CAMBRIDGE, MASS.: American Repertory Theater artistic director Diane Paulus has announced its 2015–16 season, with a heavy emphasis on new musicals and some returning favorites.

“I am thrilled to have A.R.T. friends return this season—Mark Rylance, Eve Ensler, Dave Malloy, Rachel Chavkin and the TEAM, to name a few,” said Paulus in a statement. “It’s also a delight to welcome Sara Bareilles and the UK’s Headlong theater ensemble, among others. The insights and the talents which these artists will bring to the A.R.T. offer a range of new perspectives. In their radical, dynamic stagings of history, song, literature and memory, these artists share a form of theatre actively engaged with how we understand and conduct our lives as human beings on this planet.”

The season begins with the world premiere of Waitress, a new musical by Jessie Nelson (book) and Sara Bareilles (music and lyrics), based on the film by the late Adrienne Shelly. Paulus will direct. It tells the story of Jenna, a waitress and expert pie maker who finds her ticket out of a small town and a loveless marriage in the form of a baking contest in a nearby county. Tony winner Jessie Mueller is slated to lead the production.

Next is a production of Natasha, Pierre & the Great Comet of 1812, Dave Malloy’s electropop-opera adaptation of a portion of Tolstoy’s War and Peace. Rachel Chavkin, who directed the play in various stagings in New York (at Ars Nova and in a specially constructed Off-Broadway pop-up tent), returns to direct. Though presented on A.R.T.’s Loeb Drama Center mainstage, the show will retain the immersive feel of its New York productions.

Shakespearean actor Mark Rylance co-created and will star in the next piece, Nice Fish, which he premiered at the Guthrie Theater in Minneapolis last year. Conceived and cowritten with Minnesota prose poet Louis Jenkins, the piece iabout two meditative ice fishers out for one last catch mines Rylance’s own Midwestern upbringing. The new production, directed by Claire Van Kempen, is a coproduction with St. Ann’s Warehouse in Brooklyn.

A new adaptation of George Orwell’s dystopian novel 1984 follows. Presented in association with the U.K.’s Headlong Theatre, Almeida Theatre and Nottingham Playhouse, this new staging was created by Robert Icke and Duncan Macmillan.

Eve Ensler is next, with the world premiere of her new solo show, directed by Paulus, titled In the Body of the World. Adapted from her acclaimed 2013 memoir, the play deals in part with her time in the Congo, where amid war and devastation she was diagnosed with stage III/IV uterine cancer.
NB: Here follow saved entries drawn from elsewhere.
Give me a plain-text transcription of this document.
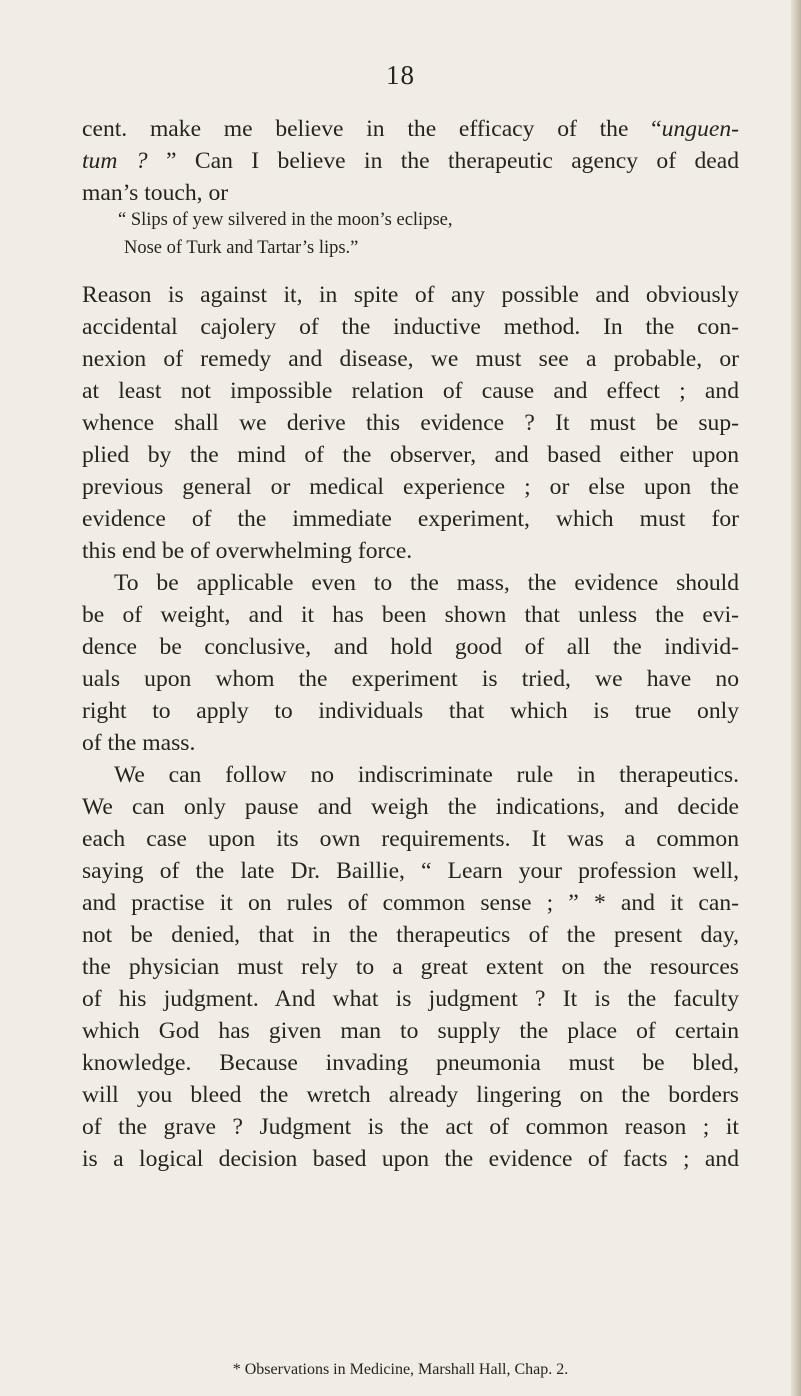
18
cent. make me believe in the efficacy of the “unguen-
tum ? ” Can I believe in the therapeutic agency of dead
man’s touch, or
“ Slips of yew silvered in the moon’s eclipse,
Nose of Turk and Tartar’s lips.”
Reason is against it, in spite of any possible and obviously
accidental cajolery of the inductive method. In the con-
nexion of remedy and disease, we must see a probable, or
at least not impossible relation of cause and effect ; and
whence shall we derive this evidence ? It must be sup-
plied by the mind of the observer, and based either upon
previous general or medical experience ; or else upon the
evidence of the immediate experiment, which must for
this end be of overwhelming force.
To be applicable even to the mass, the evidence should
be of weight, and it has been shown that unless the evi-
dence be conclusive, and hold good of all the individ-
uals upon whom the experiment is tried, we have no
right to apply to individuals that which is true only
of the mass.
We can follow no indiscriminate rule in therapeutics.
We can only pause and weigh the indications, and decide
each case upon its own requirements. It was a common
saying of the late Dr. Baillie, “ Learn your profession well,
and practise it on rules of common sense ; ” * and it can-
not be denied, that in the therapeutics of the present day,
the physician must rely to a great extent on the resources
of his judgment. And what is judgment ? It is the faculty
which God has given man to supply the place of certain
knowledge. Because invading pneumonia must be bled,
will you bleed the wretch already lingering on the borders
of the grave ? Judgment is the act of common reason ; it
is a logical decision based upon the evidence of facts ; and
* Observations in Medicine, Marshall Hall, Chap. 2.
Closing the season proper is RoosevElvis, a two-character play from the TEAM in which two actresses play Theodore Roosevelt and Elvis Presley as they embark on a road trip to vie for the soul of a painfully shy meat-processing plant worker. It will be directed by Natasha‘s Chavkin. RoosevElvis previously ran at the Bushwick Starr in Brooklyn and then at the Vineyard Theatre earlier this year.
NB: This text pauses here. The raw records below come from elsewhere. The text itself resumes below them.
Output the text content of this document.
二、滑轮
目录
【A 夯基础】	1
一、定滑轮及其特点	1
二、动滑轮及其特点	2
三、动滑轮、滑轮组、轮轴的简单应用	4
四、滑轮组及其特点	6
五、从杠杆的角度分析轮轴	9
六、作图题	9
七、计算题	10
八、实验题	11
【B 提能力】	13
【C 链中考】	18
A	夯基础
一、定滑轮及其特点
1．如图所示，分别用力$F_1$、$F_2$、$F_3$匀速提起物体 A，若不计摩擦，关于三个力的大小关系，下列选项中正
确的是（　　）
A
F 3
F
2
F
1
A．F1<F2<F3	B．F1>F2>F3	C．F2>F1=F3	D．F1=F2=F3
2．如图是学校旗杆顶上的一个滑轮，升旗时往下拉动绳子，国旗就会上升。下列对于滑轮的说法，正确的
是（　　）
For families, A.R.T. will offer a holiday production of a new adaptation of The Pirate Princess, with a book by Lila Rose Kaplan, music by Mike Pettry and direction by Allegra Libonati.
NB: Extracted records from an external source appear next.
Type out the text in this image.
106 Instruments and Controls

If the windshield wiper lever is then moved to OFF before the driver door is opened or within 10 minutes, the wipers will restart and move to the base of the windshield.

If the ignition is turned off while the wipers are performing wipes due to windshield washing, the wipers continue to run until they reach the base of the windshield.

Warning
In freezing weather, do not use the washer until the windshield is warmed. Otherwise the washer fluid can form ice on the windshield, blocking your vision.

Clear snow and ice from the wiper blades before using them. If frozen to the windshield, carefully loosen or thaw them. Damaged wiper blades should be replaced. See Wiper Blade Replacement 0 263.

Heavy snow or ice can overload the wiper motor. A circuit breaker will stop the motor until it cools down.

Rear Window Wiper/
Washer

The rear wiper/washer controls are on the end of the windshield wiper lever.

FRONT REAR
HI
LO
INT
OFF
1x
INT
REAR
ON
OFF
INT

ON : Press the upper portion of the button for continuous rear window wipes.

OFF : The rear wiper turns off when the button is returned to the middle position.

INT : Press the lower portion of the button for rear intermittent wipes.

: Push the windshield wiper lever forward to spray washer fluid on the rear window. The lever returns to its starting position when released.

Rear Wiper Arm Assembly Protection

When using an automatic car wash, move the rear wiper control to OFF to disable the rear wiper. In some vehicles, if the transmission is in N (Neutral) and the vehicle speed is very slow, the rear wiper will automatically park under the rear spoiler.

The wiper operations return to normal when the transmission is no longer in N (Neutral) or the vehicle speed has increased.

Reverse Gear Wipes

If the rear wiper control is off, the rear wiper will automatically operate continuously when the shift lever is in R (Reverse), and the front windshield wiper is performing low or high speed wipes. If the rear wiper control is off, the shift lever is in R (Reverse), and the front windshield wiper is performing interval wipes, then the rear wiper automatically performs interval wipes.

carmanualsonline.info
And in the A.R.T.’s Oberon club space (where RoosevElvis will also be staged), a series of cabaret/theatre events will be staged throughout the season, including Dave Malloy’s haunted song cycle Ghost Quartet; Courtney Love and Todd Almond’s “theatricalized concept album” Kansas City Choir BoySong of a Convalescent Ayn Rand Giving Thanks to the Godhead (In the Lydian Mode), created by Michael Yates Crowley and Michael Rau of Wolf 359; One Child Born: The Music of Laura Nyro, performed by Kate Ferber; a return engagement by Sean Graney and the Hypocrites with the final installment of their Gilbert & Sullivan trilogy, H.M.S. Pinafore; and Ubu Sings Ubu, a mashup of Alfred Jarry’s Ubu Roi and the music of Pere Ubu, starring Tony Torn and Julie Atlas Muz.